Audio By Carbonatix
Young people are the only ones who ever talk about growing old gracefully. For those actually in the thick of it, the romance of that notion burns off pretty quickly, and wrinkles and creaky joints are the least of it: Growing old, gracefully or otherwise, means becoming the person you were always meant to be, only more so. After days, months and years of gradual transformation, you wake up one day to find that you’re 1,000 percent you. Your good qualities have entwined so fixedly with the bad that it’s hard to distinguish which are which. By the time you feel wholly comfortable in your own skin, everyone around you may find you unbearable.

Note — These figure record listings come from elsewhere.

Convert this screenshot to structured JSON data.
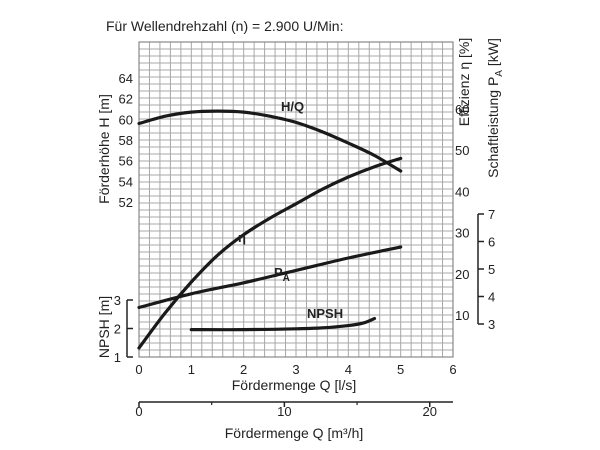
{
  "chart_data": {
    "type": "line",
    "title": "Für Wellendrehzahl (n) = 2.900 U/Min:",
    "grid": true,
    "x_axis": {
      "label": "Fördermenge Q [l/s]",
      "range": [
        0,
        6
      ],
      "ticks": [
        "0",
        "1",
        "2",
        "3",
        "4",
        "5",
        "6"
      ]
    },
    "x2_axis": {
      "label": "Fördermenge Q [m³/h]",
      "range": [
        0,
        21.6
      ],
      "ticks": [
        {
          "value": 0,
          "label": "0"
        },
        {
          "value": 10,
          "label": "10"
        },
        {
          "value": 20,
          "label": "20"
        }
      ]
    },
    "axes": {
      "head": {
        "label": "Förderhöhe H [m]",
        "range": [
          52,
          64
        ],
        "ticks": [
          "52",
          "54",
          "56",
          "58",
          "60",
          "62",
          "64"
        ]
      },
      "npsh": {
        "label": "NPSH [m]",
        "range": [
          1,
          3
        ],
        "ticks": [
          "1",
          "2",
          "3"
        ]
      },
      "efficiency": {
        "label": "Effizienz η [%]",
        "ticks": [
          "10",
          "20",
          "30",
          "40",
          "50",
          "60"
        ]
      },
      "power": {
        "label_main": "Schaftleistung P",
        "label_sub": "A",
        "label_unit": " [kW]",
        "range": [
          3,
          7
        ],
        "ticks": [
          "3",
          "4",
          "5",
          "6",
          "7"
        ]
      }
    },
    "series": [
      {
        "name": "H/Q",
        "axis": "head",
        "x": [
          0,
          0.5,
          1,
          1.5,
          2,
          2.5,
          3,
          3.5,
          4,
          4.5,
          5
        ],
        "y": [
          59.6,
          60.3,
          60.7,
          60.8,
          60.7,
          60.3,
          59.7,
          58.8,
          57.7,
          56.5,
          55.0
        ]
      },
      {
        "name": "η",
        "axis": "efficiency",
        "x": [
          0,
          0.5,
          1,
          1.5,
          2,
          2.5,
          3,
          3.5,
          4,
          4.5,
          5
        ],
        "y": [
          2,
          10.5,
          18,
          24.5,
          29.5,
          33.5,
          37,
          40.5,
          43.5,
          46,
          48
        ]
      },
      {
        "name_main": "P",
        "name_sub": "A",
        "axis": "power",
        "x": [
          0,
          1,
          2,
          3,
          4,
          5
        ],
        "y": [
          3.6,
          4.1,
          4.5,
          4.95,
          5.4,
          5.8
        ]
      },
      {
        "name": "NPSH",
        "axis": "npsh",
        "x": [
          1,
          2,
          3,
          3.5,
          4,
          4.3,
          4.5
        ],
        "y": [
          1.96,
          1.96,
          1.99,
          2.02,
          2.1,
          2.2,
          2.35
        ]
      }
    ]
  }
}
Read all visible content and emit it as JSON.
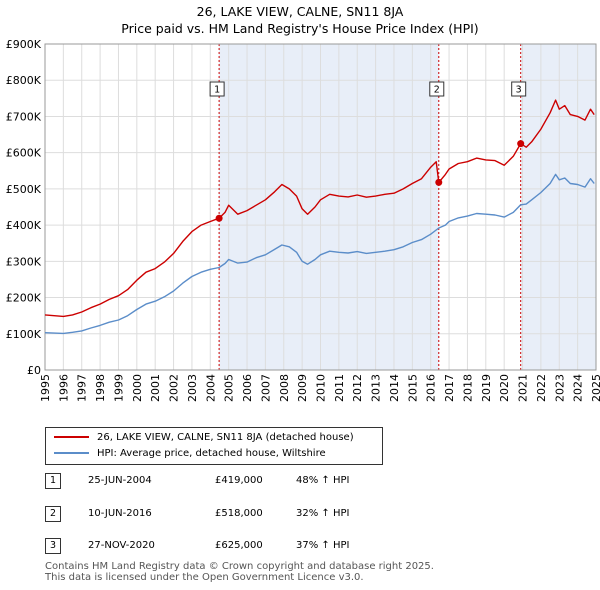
{
  "title": {
    "line1": "26, LAKE VIEW, CALNE, SN11 8JA",
    "line2": "Price paid vs. HM Land Registry's House Price Index (HPI)"
  },
  "colors": {
    "property": "#cc0000",
    "hpi": "#5b8dc9",
    "shade": "#e8eef8",
    "vline": "#cc0000",
    "grid": "#dddddd"
  },
  "chart_data": {
    "type": "line",
    "title": "Price paid vs. HM Land Registry's House Price Index (HPI)",
    "xlabel": "",
    "ylabel": "",
    "xlim": [
      1995,
      2025
    ],
    "ylim": [
      0,
      900000
    ],
    "x_ticks": [
      "1995",
      "1996",
      "1997",
      "1998",
      "1999",
      "2000",
      "2001",
      "2002",
      "2003",
      "2004",
      "2005",
      "2006",
      "2007",
      "2008",
      "2009",
      "2010",
      "2011",
      "2012",
      "2013",
      "2014",
      "2015",
      "2016",
      "2017",
      "2018",
      "2019",
      "2020",
      "2021",
      "2022",
      "2023",
      "2024",
      "2025"
    ],
    "y_ticks": [
      {
        "value": 0,
        "label": "£0"
      },
      {
        "value": 100000,
        "label": "£100K"
      },
      {
        "value": 200000,
        "label": "£200K"
      },
      {
        "value": 300000,
        "label": "£300K"
      },
      {
        "value": 400000,
        "label": "£400K"
      },
      {
        "value": 500000,
        "label": "£500K"
      },
      {
        "value": 600000,
        "label": "£600K"
      },
      {
        "value": 700000,
        "label": "£700K"
      },
      {
        "value": 800000,
        "label": "£800K"
      },
      {
        "value": 900000,
        "label": "£900K"
      }
    ],
    "grid": true,
    "legend_position": "below",
    "series": [
      {
        "name": "26, LAKE VIEW, CALNE, SN11 8JA (detached house)",
        "color": "#cc0000",
        "points": [
          [
            1995.0,
            152000
          ],
          [
            1995.5,
            150000
          ],
          [
            1996.0,
            148000
          ],
          [
            1996.5,
            152000
          ],
          [
            1997.0,
            160000
          ],
          [
            1997.5,
            172000
          ],
          [
            1998.0,
            182000
          ],
          [
            1998.5,
            195000
          ],
          [
            1999.0,
            205000
          ],
          [
            1999.5,
            222000
          ],
          [
            2000.0,
            248000
          ],
          [
            2000.5,
            270000
          ],
          [
            2001.0,
            280000
          ],
          [
            2001.5,
            298000
          ],
          [
            2002.0,
            322000
          ],
          [
            2002.5,
            355000
          ],
          [
            2003.0,
            382000
          ],
          [
            2003.5,
            400000
          ],
          [
            2004.0,
            410000
          ],
          [
            2004.48,
            419000
          ],
          [
            2004.8,
            435000
          ],
          [
            2005.0,
            455000
          ],
          [
            2005.5,
            430000
          ],
          [
            2006.0,
            440000
          ],
          [
            2006.5,
            455000
          ],
          [
            2007.0,
            470000
          ],
          [
            2007.5,
            492000
          ],
          [
            2007.9,
            512000
          ],
          [
            2008.3,
            500000
          ],
          [
            2008.7,
            480000
          ],
          [
            2009.0,
            445000
          ],
          [
            2009.3,
            430000
          ],
          [
            2009.7,
            450000
          ],
          [
            2010.0,
            470000
          ],
          [
            2010.5,
            485000
          ],
          [
            2011.0,
            480000
          ],
          [
            2011.5,
            478000
          ],
          [
            2012.0,
            483000
          ],
          [
            2012.5,
            477000
          ],
          [
            2013.0,
            480000
          ],
          [
            2013.5,
            485000
          ],
          [
            2014.0,
            488000
          ],
          [
            2014.5,
            500000
          ],
          [
            2015.0,
            515000
          ],
          [
            2015.5,
            528000
          ],
          [
            2016.0,
            560000
          ],
          [
            2016.3,
            575000
          ],
          [
            2016.44,
            518000
          ],
          [
            2016.8,
            540000
          ],
          [
            2017.0,
            555000
          ],
          [
            2017.5,
            570000
          ],
          [
            2018.0,
            575000
          ],
          [
            2018.5,
            585000
          ],
          [
            2019.0,
            580000
          ],
          [
            2019.5,
            578000
          ],
          [
            2020.0,
            565000
          ],
          [
            2020.5,
            590000
          ],
          [
            2020.9,
            625000
          ],
          [
            2021.2,
            615000
          ],
          [
            2021.5,
            630000
          ],
          [
            2022.0,
            665000
          ],
          [
            2022.5,
            710000
          ],
          [
            2022.8,
            745000
          ],
          [
            2023.0,
            720000
          ],
          [
            2023.3,
            730000
          ],
          [
            2023.6,
            705000
          ],
          [
            2024.0,
            700000
          ],
          [
            2024.4,
            690000
          ],
          [
            2024.7,
            720000
          ],
          [
            2024.9,
            705000
          ]
        ]
      },
      {
        "name": "HPI: Average price, detached house, Wiltshire",
        "color": "#5b8dc9",
        "points": [
          [
            1995.0,
            103000
          ],
          [
            1995.5,
            102000
          ],
          [
            1996.0,
            101000
          ],
          [
            1996.5,
            104000
          ],
          [
            1997.0,
            108000
          ],
          [
            1997.5,
            116000
          ],
          [
            1998.0,
            123000
          ],
          [
            1998.5,
            132000
          ],
          [
            1999.0,
            138000
          ],
          [
            1999.5,
            150000
          ],
          [
            2000.0,
            167000
          ],
          [
            2000.5,
            182000
          ],
          [
            2001.0,
            190000
          ],
          [
            2001.5,
            202000
          ],
          [
            2002.0,
            218000
          ],
          [
            2002.5,
            240000
          ],
          [
            2003.0,
            258000
          ],
          [
            2003.5,
            270000
          ],
          [
            2004.0,
            278000
          ],
          [
            2004.48,
            283000
          ],
          [
            2004.8,
            294000
          ],
          [
            2005.0,
            305000
          ],
          [
            2005.5,
            295000
          ],
          [
            2006.0,
            298000
          ],
          [
            2006.5,
            310000
          ],
          [
            2007.0,
            318000
          ],
          [
            2007.5,
            333000
          ],
          [
            2007.9,
            345000
          ],
          [
            2008.3,
            340000
          ],
          [
            2008.7,
            325000
          ],
          [
            2009.0,
            300000
          ],
          [
            2009.3,
            292000
          ],
          [
            2009.7,
            305000
          ],
          [
            2010.0,
            318000
          ],
          [
            2010.5,
            328000
          ],
          [
            2011.0,
            325000
          ],
          [
            2011.5,
            323000
          ],
          [
            2012.0,
            327000
          ],
          [
            2012.5,
            322000
          ],
          [
            2013.0,
            325000
          ],
          [
            2013.5,
            328000
          ],
          [
            2014.0,
            332000
          ],
          [
            2014.5,
            340000
          ],
          [
            2015.0,
            352000
          ],
          [
            2015.5,
            360000
          ],
          [
            2016.0,
            375000
          ],
          [
            2016.44,
            392000
          ],
          [
            2016.8,
            400000
          ],
          [
            2017.0,
            410000
          ],
          [
            2017.5,
            420000
          ],
          [
            2018.0,
            425000
          ],
          [
            2018.5,
            432000
          ],
          [
            2019.0,
            430000
          ],
          [
            2019.5,
            428000
          ],
          [
            2020.0,
            422000
          ],
          [
            2020.5,
            435000
          ],
          [
            2020.9,
            456000
          ],
          [
            2021.2,
            458000
          ],
          [
            2021.5,
            470000
          ],
          [
            2022.0,
            490000
          ],
          [
            2022.5,
            515000
          ],
          [
            2022.8,
            540000
          ],
          [
            2023.0,
            525000
          ],
          [
            2023.3,
            530000
          ],
          [
            2023.6,
            515000
          ],
          [
            2024.0,
            512000
          ],
          [
            2024.4,
            505000
          ],
          [
            2024.7,
            528000
          ],
          [
            2024.9,
            515000
          ]
        ]
      }
    ],
    "annotations": [
      {
        "label": "1",
        "x": 2004.48,
        "y": 419000
      },
      {
        "label": "2",
        "x": 2016.44,
        "y": 518000
      },
      {
        "label": "3",
        "x": 2020.9,
        "y": 625000
      }
    ],
    "shaded_ranges": [
      [
        2004.48,
        2016.44
      ],
      [
        2020.9,
        2025
      ]
    ]
  },
  "legend": {
    "property_label": "26, LAKE VIEW, CALNE, SN11 8JA (detached house)",
    "hpi_label": "HPI: Average price, detached house, Wiltshire"
  },
  "sales": [
    {
      "num": "1",
      "date": "25-JUN-2004",
      "price": "£419,000",
      "hpi": "48% ↑ HPI"
    },
    {
      "num": "2",
      "date": "10-JUN-2016",
      "price": "£518,000",
      "hpi": "32% ↑ HPI"
    },
    {
      "num": "3",
      "date": "27-NOV-2020",
      "price": "£625,000",
      "hpi": "37% ↑ HPI"
    }
  ],
  "footer": {
    "line1": "Contains HM Land Registry data © Crown copyright and database right 2025.",
    "line2": "This data is licensed under the Open Government Licence v3.0."
  }
}
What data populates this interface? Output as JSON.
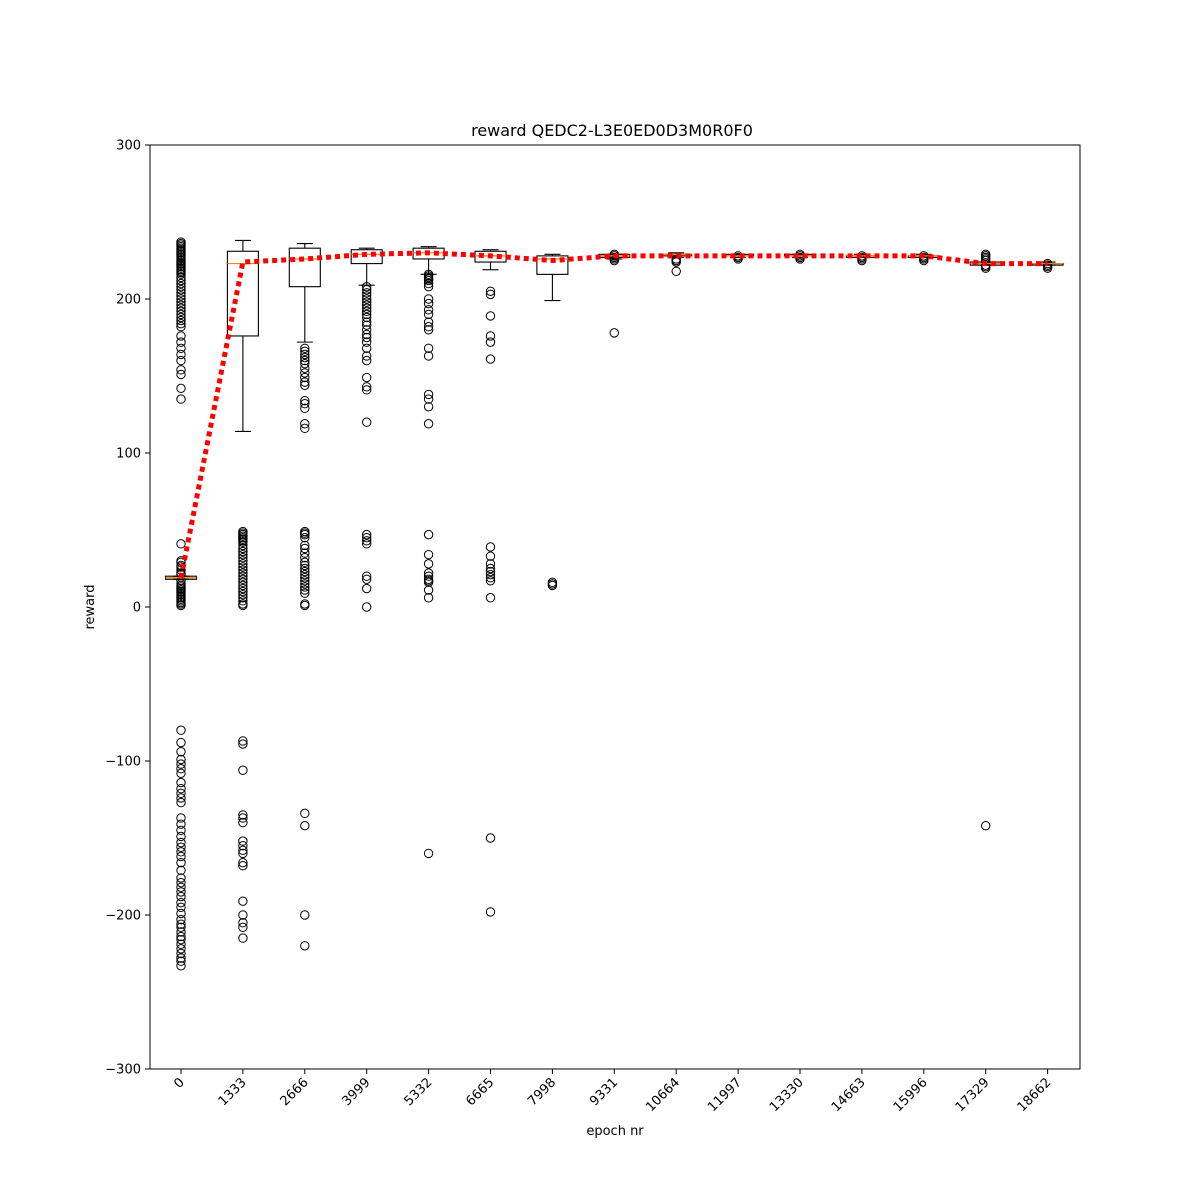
{
  "chart_data": {
    "type": "box",
    "title": "reward QEDC2-L3E0ED0D3M0R0F0",
    "xlabel": "epoch nr",
    "ylabel": "reward",
    "ylim": [
      -300,
      300
    ],
    "yticks": [
      300,
      200,
      100,
      0,
      -100,
      -200,
      -300
    ],
    "ytick_labels": [
      "300",
      "200",
      "100",
      "0",
      "−100",
      "−200",
      "−300"
    ],
    "categories": [
      "0",
      "1333",
      "2666",
      "3999",
      "5332",
      "6665",
      "7998",
      "9331",
      "10664",
      "11997",
      "13330",
      "14663",
      "15996",
      "17329",
      "18662"
    ],
    "grid": false,
    "colors": {
      "box": "#000000",
      "median": "#ff7f0e",
      "mean_line": "#ff0000"
    },
    "series": [
      {
        "type": "box",
        "boxes": [
          {
            "q1": 18,
            "median": 19,
            "q3": 20,
            "whisker_low": 18,
            "whisker_high": 20,
            "fliers": [
              41,
              30,
              29,
              27,
              26,
              24,
              22,
              21,
              17,
              15,
              14,
              13,
              12,
              11,
              10,
              9,
              8,
              7,
              6,
              5,
              4,
              3,
              2,
              1,
              237,
              236,
              235,
              234,
              233,
              232,
              231,
              230,
              229,
              228,
              227,
              226,
              225,
              224,
              223,
              222,
              221,
              220,
              219,
              218,
              217,
              216,
              214,
              212,
              210,
              208,
              206,
              204,
              202,
              200,
              198,
              196,
              194,
              192,
              190,
              188,
              186,
              184,
              182,
              176,
              172,
              168,
              164,
              160,
              154,
              151,
              142,
              135,
              -80,
              -88,
              -94,
              -99,
              -102,
              -105,
              -108,
              -114,
              -118,
              -121,
              -124,
              -127,
              -137,
              -141,
              -145,
              -149,
              -153,
              -156,
              -159,
              -162,
              -166,
              -171,
              -176,
              -179,
              -182,
              -185,
              -188,
              -192,
              -195,
              -199,
              -203,
              -206,
              -208,
              -211,
              -214,
              -216,
              -219,
              -222,
              -225,
              -228,
              -230,
              -233
            ]
          },
          {
            "q1": 176,
            "median": 223,
            "q3": 231,
            "whisker_low": 114,
            "whisker_high": 238,
            "fliers": [
              49,
              48,
              47,
              46,
              45,
              44,
              43,
              42,
              40,
              38,
              36,
              34,
              32,
              30,
              28,
              26,
              24,
              22,
              20,
              18,
              16,
              14,
              12,
              10,
              8,
              6,
              4,
              2,
              1,
              -87,
              -89,
              -106,
              -135,
              -137,
              -140,
              -152,
              -155,
              -158,
              -160,
              -166,
              -168,
              -191,
              -200,
              -205,
              -208,
              -215
            ]
          },
          {
            "q1": 208,
            "median": 226,
            "q3": 233,
            "whisker_low": 172,
            "whisker_high": 236,
            "fliers": [
              168,
              166,
              164,
              162,
              160,
              158,
              155,
              152,
              149,
              146,
              144,
              134,
              132,
              129,
              119,
              116,
              49,
              48,
              47,
              45,
              40,
              38,
              35,
              32,
              29,
              27,
              25,
              23,
              21,
              19,
              17,
              15,
              13,
              11,
              9,
              2,
              1,
              -134,
              -142,
              -200,
              -220
            ]
          },
          {
            "q1": 223,
            "median": 229,
            "q3": 232,
            "whisker_low": 209,
            "whisker_high": 233,
            "fliers": [
              208,
              206,
              204,
              202,
              200,
              198,
              196,
              194,
              192,
              190,
              188,
              185,
              183,
              180,
              177,
              175,
              172,
              168,
              163,
              160,
              149,
              143,
              141,
              120,
              47,
              45,
              43,
              41,
              20,
              18,
              12,
              0
            ]
          },
          {
            "q1": 226,
            "median": 230,
            "q3": 233,
            "whisker_low": 216,
            "whisker_high": 234,
            "fliers": [
              216,
              215,
              214,
              213,
              212,
              210,
              208,
              200,
              197,
              193,
              190,
              185,
              182,
              180,
              168,
              163,
              138,
              135,
              130,
              119,
              47,
              34,
              28,
              22,
              20,
              18,
              17,
              16,
              11,
              6,
              -160
            ]
          },
          {
            "q1": 224,
            "median": 228,
            "q3": 231,
            "whisker_low": 219,
            "whisker_high": 232,
            "fliers": [
              205,
              203,
              189,
              176,
              172,
              161,
              39,
              33,
              28,
              25,
              23,
              21,
              19,
              17,
              6,
              -150,
              -198
            ]
          },
          {
            "q1": 216,
            "median": 226,
            "q3": 228,
            "whisker_low": 199,
            "whisker_high": 229,
            "fliers": [
              16,
              15,
              14
            ]
          },
          {
            "q1": 227,
            "median": 228,
            "q3": 229,
            "whisker_low": 226,
            "whisker_high": 229,
            "fliers": [
              229,
              228,
              227,
              226,
              225,
              178
            ]
          },
          {
            "q1": 228,
            "median": 229,
            "q3": 229,
            "whisker_low": 227,
            "whisker_high": 230,
            "fliers": [
              226,
              225,
              224,
              218
            ]
          },
          {
            "q1": 228,
            "median": 228,
            "q3": 229,
            "whisker_low": 227,
            "whisker_high": 229,
            "fliers": [
              228,
              227,
              226
            ]
          },
          {
            "q1": 228,
            "median": 228,
            "q3": 229,
            "whisker_low": 227,
            "whisker_high": 229,
            "fliers": [
              229,
              228,
              227,
              226
            ]
          },
          {
            "q1": 227,
            "median": 228,
            "q3": 228,
            "whisker_low": 227,
            "whisker_high": 229,
            "fliers": [
              228,
              227,
              226,
              225
            ]
          },
          {
            "q1": 227,
            "median": 228,
            "q3": 228,
            "whisker_low": 227,
            "whisker_high": 229,
            "fliers": [
              228,
              227,
              226,
              225
            ]
          },
          {
            "q1": 222,
            "median": 223,
            "q3": 224,
            "whisker_low": 222,
            "whisker_high": 224,
            "fliers": [
              229,
              228,
              227,
              226,
              225,
              222,
              221,
              220,
              -142
            ]
          },
          {
            "q1": 222,
            "median": 223,
            "q3": 223,
            "whisker_low": 222,
            "whisker_high": 224,
            "fliers": [
              223,
              222,
              221,
              220
            ]
          }
        ]
      },
      {
        "type": "line",
        "style": "dotted",
        "values": [
          19,
          224,
          226,
          229,
          230,
          228,
          225,
          228,
          228,
          228,
          228,
          228,
          228,
          223,
          223
        ]
      }
    ]
  }
}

Lily Tomlin’s performance in writer-director Paul Weitz’s Grandma doesn’t just hint at that idea; it lives in it. The movie gets off to a shaky start, working too hard to establish the unrepentant prickliness of Tomlin’s character, a widowed poet named Elle. But it gradually settles and deepens into something nuanced and moving, a character study that’s not so much about aging, specifically, as it is about the great and awful process of getting to know yourself.
Grandma opens with a breakup, a rather vicious one: The seventy-ish Elle is calling it quits with a younger woman who we quickly ascertain is her girlfriend. It’s the sort of breakup where, believing you know where a relationship is headed, you drive the knife in further and deeper than you need to, preemptively wounding your partner more than he or she could ever hurt you. The girlfriend, Olivia (Judy Greer), stands dumbstruck. As Elle’s tirade escalates, we learn that the two have been seeing each other for only four months, but that Elle has always known the age difference would eventually become a problem. We learn that although she’s been writing poetry lately, she’s been lazy about getting it published.
This is just the beginning of the tart, subterranean grandeur that Tomlin, who has always been a marvelous actress but who hasn’t had a leading role in nearly thirty years, brings to Grandma. She fills out the role like a tree spreading its branches and roots, though she brings a superb lightness to it, too: Elle’s acidity often has a comic kick; for her, wisecracks aren’t just a defense mechanism, but a means of surviving the worst.
And she needs those wisecracks, perhaps now more than ever: Her granddaughter, Sage (Julia Garner), shows up on her doorstep, announcing that she’s pregnant and needs $600 for an abortion. Sage is so ethereal-looking you almost can’t quite believe she could conceive a human child; with her halo of pale-blond curls, she’s like an Arthur Rackham fairy. But she’s all too human, and Elle, after briefly berating her for her carelessness, agrees to help, even though she’s low on funds herself. The two pile into Elle’s car, a bumptiously elegant 1955 Dodge Royal, in search of the money.
During this road trip, the thorny map of family resentments is laid out. Sage doesn’t dare tell her distracted businesswoman mother, Judy (played with both sharpness and subtlety by Marcia Gay Harden), about the pregnancy. Elle isn’t speaking to Judy, either — the two have had a falling-out. What’s more, all three women are still in mourning for Violet, Elle’s longtime partner, Judy’s mom, and Sage’s other grandmother: She died not so long ago, after suffering through an illness. Grandma is a multigenerational story in which men are side players, though they’re not completely negligible. In one of the movie’s finest and most piercing scenes, Elle and Sage seek out one of Elle’s old friends, who, it turns out, was at one time something more. Karl (Sam Elliott) is happy enough to see Elle, but he’s puzzled, too. What follows is part tender reconciliation, part brutal showdown. It’s also a point of reckoning for Elle, who has a seemingly endless ability to inflict damage on other people. Elle seems not to care that she has caused pain, and yet she betrays, in the smallest of ways, that she does. She’s a woman who is 1,000 percent herself and could perhaps use a little dilution.